Comment apprennent les intelligences artificielles ?
Les grands “inventeurs” des IA (John Hopfield, Yann Le Cun, Geoffrey Hinton, Judea Pearl, Richard Sutton, Andrew Barto…) se sont intéressés aux études sur le cerveau humain et aux travaux de pédagogues comme Jean Piaget, pour comprendre comment l’apprentissage humain pouvait être “modélisé” et introduit dans une machine !
Ainsi, les IA ont progressé notamment grâce aux innovations suivantes : réseaux de neurones, apprentissage par renforcement = (l’IA apprend par essais et erreurs, en ajustant ses actions en fonction de “récompenses”), modélisation probabilistique (l’IA prédit les résultats en fonction de probabilités), deep learning (apprentissages profonds), toutes inspirées des études sur l’apprentissage humain. À la nuance près, que l’IA ne possède pas de processus cognitif ou émotionnel comparable à l’humain…
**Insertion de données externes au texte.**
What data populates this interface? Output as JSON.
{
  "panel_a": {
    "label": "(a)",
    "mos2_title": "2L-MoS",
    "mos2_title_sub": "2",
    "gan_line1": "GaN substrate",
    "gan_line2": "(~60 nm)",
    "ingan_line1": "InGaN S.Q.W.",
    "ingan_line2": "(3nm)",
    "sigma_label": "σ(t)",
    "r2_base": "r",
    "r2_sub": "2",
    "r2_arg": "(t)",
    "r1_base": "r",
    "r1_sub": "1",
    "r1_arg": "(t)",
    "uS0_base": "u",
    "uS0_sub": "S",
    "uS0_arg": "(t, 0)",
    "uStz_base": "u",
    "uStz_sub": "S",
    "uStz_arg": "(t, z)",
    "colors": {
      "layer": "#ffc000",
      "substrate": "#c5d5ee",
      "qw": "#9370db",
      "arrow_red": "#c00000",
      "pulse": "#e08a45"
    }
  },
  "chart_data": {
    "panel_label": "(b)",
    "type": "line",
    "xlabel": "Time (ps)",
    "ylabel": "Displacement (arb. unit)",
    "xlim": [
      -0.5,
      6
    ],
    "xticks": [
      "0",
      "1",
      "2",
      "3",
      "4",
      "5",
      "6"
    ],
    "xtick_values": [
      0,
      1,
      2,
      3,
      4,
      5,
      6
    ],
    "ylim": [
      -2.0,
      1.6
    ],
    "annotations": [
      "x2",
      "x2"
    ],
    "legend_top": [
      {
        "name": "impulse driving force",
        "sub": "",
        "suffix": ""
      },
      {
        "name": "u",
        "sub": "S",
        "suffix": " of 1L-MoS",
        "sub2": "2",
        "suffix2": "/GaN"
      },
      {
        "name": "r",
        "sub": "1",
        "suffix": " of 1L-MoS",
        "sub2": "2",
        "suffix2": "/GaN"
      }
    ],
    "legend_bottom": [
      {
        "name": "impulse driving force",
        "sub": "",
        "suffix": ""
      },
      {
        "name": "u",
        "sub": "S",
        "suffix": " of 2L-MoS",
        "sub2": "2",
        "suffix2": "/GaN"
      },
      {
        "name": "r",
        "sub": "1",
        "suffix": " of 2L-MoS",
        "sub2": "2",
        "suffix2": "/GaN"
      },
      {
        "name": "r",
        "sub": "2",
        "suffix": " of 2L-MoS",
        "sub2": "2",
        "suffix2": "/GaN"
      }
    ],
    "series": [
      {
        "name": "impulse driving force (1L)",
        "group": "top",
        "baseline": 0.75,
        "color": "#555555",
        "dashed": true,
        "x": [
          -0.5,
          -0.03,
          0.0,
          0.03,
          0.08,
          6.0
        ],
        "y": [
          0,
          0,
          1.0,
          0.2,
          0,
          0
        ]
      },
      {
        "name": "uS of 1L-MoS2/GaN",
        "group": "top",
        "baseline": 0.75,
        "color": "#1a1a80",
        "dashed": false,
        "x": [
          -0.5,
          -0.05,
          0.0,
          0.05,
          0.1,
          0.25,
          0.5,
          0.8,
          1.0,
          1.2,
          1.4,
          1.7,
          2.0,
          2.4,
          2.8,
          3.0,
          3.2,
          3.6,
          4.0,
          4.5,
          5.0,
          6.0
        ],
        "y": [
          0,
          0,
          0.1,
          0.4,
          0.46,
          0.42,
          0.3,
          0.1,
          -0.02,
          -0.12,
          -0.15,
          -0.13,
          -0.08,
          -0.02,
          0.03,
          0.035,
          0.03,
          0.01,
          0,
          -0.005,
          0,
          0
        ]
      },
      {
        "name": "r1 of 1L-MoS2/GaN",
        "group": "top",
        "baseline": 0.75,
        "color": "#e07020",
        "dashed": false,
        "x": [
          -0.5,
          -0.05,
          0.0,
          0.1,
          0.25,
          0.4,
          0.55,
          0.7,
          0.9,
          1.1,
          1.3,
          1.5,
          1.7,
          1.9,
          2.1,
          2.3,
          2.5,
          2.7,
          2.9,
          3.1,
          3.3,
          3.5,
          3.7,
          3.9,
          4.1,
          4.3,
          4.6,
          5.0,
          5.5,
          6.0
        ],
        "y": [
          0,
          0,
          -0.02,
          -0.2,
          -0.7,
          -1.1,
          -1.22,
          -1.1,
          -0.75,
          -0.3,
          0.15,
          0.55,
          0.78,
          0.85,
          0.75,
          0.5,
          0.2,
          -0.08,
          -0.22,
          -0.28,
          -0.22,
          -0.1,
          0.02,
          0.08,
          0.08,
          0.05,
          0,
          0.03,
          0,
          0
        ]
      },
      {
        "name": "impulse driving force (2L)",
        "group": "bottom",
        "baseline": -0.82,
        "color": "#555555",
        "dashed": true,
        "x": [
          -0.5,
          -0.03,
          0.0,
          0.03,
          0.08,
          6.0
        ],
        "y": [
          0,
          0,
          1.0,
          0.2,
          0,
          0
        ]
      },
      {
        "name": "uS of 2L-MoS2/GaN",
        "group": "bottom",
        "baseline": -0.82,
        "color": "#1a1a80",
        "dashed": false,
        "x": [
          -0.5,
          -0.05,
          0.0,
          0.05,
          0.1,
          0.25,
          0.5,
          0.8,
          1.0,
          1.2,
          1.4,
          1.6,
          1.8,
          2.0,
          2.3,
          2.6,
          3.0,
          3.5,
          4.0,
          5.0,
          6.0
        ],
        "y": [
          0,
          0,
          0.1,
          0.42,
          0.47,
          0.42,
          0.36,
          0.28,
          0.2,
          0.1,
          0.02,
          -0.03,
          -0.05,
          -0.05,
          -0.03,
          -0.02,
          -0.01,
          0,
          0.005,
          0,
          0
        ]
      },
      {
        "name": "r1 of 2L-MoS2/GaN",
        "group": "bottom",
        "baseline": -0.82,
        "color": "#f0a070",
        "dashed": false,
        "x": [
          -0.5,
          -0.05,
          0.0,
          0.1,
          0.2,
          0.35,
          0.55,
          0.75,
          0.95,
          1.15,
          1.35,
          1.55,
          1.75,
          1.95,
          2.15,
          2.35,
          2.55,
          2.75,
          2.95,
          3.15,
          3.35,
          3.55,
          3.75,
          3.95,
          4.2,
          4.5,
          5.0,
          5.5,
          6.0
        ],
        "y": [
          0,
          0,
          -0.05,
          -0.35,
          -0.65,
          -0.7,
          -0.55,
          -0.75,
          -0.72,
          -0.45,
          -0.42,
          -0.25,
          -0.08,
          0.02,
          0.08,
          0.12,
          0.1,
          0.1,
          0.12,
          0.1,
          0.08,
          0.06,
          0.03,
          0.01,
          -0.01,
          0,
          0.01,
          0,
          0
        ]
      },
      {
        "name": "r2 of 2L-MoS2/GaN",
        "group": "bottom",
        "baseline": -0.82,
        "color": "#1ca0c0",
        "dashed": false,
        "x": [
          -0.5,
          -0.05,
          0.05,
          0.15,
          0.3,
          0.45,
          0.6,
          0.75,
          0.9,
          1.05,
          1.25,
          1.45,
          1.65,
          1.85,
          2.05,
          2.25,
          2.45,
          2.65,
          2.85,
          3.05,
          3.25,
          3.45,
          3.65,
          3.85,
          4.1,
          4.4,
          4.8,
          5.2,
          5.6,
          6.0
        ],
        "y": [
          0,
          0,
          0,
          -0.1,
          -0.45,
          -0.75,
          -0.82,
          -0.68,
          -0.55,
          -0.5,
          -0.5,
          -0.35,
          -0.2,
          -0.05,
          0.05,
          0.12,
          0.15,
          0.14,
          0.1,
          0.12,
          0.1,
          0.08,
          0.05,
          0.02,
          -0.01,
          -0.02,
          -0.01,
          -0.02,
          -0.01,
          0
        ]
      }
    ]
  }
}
Les intelligences artificielles basées sur les réseaux neuronaux , apprennent (en résumé très simplifié) en ingurgitant beaucoup de données, en y trouvant, grâce à leurs algorithmes (programmes informatiques), des “modèles” et des “rapprochements”. Puis pour se perfectionner, elles procèdent à des “apprentissages automatiques” et affinent leurs modèles. Évidemment tout ceci est “énergivore”, mais c’est un autre débat…
En comparaison, notre cerveau humain est capable d’apprendre par quelques expérimentations et réflexions critiques, en consommant seulement quelques grammes de glucose. On appelle ça en formation, la “réflexivité”, par exemple !
À la base, deux façons d’entrainer les IA conversationnelles
L’IA au départ est (sommairement) “instruite” par deux méthodes : les “apprentissages supervisés” ou “non supervisés”, tous deux supposant beaucoup de puissance de calcul…
Dans l’apprentissage supervisé, le concepteur de l’IA lui donne à la fois l’entrée et la réponse correcte. Par exemple pour la reconnaissance d’images, des milliers d’images de chats et aussi de chiens, de peluches, etc. Des “étiquettes” sont fournies à l’IA pour trouver où sont les chats. L’astuce des “étiquettes” entraine l’IA à reconnaître la petite truffe du chat ou la forme triangulaire particulière de ses oreilles.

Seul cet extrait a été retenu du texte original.